Hedge fund manager Dan Loeb warned investors against expecting unrealistic returns if they’re counting on investing in energy companies on the cheap, Bloomberg reported Feb. 27.
“All of the funds that have been set up to capitalize on distress in the oil patch might be disappointed, kind of like European funds that were set up to capitalize on European distressed-debt situations,” Loeb said Feb. 27 in a conference call discussing results at Third Point Reinsurance Ltd., the Bermuda-based reinsurer that he co-founded.
Investors including Leon Black’s Apollo Global Management LLC have sought to temper investor expectations, even as they raise funds to prepare for further disruption in the energy market. Oil prices are poised to climb in February after seven straight monthly declines.
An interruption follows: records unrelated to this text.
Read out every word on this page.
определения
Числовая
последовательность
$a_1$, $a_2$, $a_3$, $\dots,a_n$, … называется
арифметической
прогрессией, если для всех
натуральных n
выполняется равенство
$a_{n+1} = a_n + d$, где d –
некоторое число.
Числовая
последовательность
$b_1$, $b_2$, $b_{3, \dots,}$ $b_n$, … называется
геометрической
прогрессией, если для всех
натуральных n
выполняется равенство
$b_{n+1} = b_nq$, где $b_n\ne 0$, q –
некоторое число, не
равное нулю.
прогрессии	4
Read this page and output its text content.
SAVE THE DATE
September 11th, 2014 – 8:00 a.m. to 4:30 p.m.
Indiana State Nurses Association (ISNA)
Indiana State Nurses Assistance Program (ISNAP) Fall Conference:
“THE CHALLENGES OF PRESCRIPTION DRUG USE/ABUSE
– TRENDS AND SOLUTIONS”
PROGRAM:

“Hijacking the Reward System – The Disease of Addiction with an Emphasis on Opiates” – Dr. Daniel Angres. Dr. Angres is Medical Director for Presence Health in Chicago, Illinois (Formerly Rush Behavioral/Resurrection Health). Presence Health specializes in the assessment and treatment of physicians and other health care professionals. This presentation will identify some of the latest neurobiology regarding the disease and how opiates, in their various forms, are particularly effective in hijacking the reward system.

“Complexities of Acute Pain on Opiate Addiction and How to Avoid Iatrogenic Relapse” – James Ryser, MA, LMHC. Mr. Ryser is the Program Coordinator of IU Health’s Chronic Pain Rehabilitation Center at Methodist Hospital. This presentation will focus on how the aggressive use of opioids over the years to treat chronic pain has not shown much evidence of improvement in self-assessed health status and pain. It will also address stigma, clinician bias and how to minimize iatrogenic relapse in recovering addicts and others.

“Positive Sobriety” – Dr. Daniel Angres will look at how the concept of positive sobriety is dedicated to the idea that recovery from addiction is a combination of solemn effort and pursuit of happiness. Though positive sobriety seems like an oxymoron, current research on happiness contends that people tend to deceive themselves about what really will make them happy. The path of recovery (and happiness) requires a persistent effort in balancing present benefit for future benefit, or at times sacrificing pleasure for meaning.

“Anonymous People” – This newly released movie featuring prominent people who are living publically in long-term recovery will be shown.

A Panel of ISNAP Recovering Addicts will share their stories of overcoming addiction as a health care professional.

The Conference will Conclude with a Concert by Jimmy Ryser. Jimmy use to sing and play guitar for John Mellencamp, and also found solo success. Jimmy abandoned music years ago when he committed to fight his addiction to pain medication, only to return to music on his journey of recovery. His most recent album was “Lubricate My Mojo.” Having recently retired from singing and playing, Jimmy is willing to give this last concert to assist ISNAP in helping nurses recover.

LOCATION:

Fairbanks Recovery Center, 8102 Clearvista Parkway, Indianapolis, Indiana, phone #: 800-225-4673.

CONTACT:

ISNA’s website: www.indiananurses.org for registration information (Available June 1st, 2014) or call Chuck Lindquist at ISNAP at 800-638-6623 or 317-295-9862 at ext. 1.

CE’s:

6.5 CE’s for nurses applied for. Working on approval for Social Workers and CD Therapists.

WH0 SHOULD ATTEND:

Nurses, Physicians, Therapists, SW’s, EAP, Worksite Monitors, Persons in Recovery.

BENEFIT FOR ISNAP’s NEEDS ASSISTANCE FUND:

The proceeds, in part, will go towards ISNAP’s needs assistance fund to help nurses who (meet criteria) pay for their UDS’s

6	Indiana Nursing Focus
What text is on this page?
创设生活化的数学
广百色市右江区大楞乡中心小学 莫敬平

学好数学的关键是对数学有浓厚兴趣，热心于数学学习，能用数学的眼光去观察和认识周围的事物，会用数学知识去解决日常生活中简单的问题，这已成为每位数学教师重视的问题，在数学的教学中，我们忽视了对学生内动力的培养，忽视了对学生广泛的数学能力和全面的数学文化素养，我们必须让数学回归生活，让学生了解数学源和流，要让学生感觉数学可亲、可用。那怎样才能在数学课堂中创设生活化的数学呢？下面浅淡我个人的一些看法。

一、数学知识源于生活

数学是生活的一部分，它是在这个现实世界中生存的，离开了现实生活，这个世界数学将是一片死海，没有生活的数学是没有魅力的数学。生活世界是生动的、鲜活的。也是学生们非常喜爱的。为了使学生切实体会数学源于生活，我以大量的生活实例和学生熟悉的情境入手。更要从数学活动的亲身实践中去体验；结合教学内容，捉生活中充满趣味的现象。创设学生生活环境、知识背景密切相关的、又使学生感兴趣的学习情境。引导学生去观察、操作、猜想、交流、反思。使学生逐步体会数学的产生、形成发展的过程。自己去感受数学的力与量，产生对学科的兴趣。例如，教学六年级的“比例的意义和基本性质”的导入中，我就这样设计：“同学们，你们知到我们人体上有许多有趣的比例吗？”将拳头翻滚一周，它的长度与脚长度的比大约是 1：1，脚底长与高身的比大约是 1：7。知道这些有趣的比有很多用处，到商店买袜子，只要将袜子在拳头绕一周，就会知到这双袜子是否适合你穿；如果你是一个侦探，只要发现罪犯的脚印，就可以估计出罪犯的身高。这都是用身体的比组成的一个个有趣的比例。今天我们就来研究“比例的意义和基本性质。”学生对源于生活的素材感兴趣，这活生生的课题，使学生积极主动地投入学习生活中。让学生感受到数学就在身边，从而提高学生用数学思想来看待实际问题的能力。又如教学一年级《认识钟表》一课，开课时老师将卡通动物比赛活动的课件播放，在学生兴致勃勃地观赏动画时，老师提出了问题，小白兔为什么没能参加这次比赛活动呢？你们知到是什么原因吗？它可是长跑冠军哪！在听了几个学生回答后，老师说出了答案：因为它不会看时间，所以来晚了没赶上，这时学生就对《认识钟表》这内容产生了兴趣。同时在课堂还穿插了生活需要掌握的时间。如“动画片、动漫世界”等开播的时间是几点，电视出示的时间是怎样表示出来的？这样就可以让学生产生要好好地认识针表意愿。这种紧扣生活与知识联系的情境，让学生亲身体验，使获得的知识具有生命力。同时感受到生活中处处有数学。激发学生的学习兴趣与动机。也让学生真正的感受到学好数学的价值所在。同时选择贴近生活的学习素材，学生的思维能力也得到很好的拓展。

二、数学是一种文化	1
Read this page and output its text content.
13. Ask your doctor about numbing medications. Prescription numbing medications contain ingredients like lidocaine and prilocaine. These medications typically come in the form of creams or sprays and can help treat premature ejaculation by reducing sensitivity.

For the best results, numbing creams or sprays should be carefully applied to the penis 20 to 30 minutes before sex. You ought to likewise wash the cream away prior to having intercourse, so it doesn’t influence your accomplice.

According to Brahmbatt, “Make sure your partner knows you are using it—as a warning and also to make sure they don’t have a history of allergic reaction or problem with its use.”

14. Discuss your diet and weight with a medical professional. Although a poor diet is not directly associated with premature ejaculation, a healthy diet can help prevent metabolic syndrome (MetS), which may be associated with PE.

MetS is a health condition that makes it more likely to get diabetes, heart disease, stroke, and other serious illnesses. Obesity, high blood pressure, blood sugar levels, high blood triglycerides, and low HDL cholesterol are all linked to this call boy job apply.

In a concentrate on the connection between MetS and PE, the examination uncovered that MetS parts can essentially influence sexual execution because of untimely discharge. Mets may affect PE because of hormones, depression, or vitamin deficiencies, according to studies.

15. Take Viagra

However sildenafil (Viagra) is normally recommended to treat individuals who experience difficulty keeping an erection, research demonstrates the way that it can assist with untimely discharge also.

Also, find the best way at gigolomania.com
Loeb said that in the energy industry, he’s focused on companies like refiner Phillips 66 (NYSE: PSX), where he believes price fluctuations have been “exaggerated.” The Houston-based company fell from a peak of almost $88 in September to a 2014 low of $64.02 in December. The stock traded at $79.96 at 9:49 a.m. on Feb. 27 in New York.
“When the equities themselves sold off hardest, we were trying to be patient and wait for the inevitable next shoe to drop,” Loeb said. “But equities have already moved up in anticipation of the recovery. We’re pretty much on the sidelines in energy.”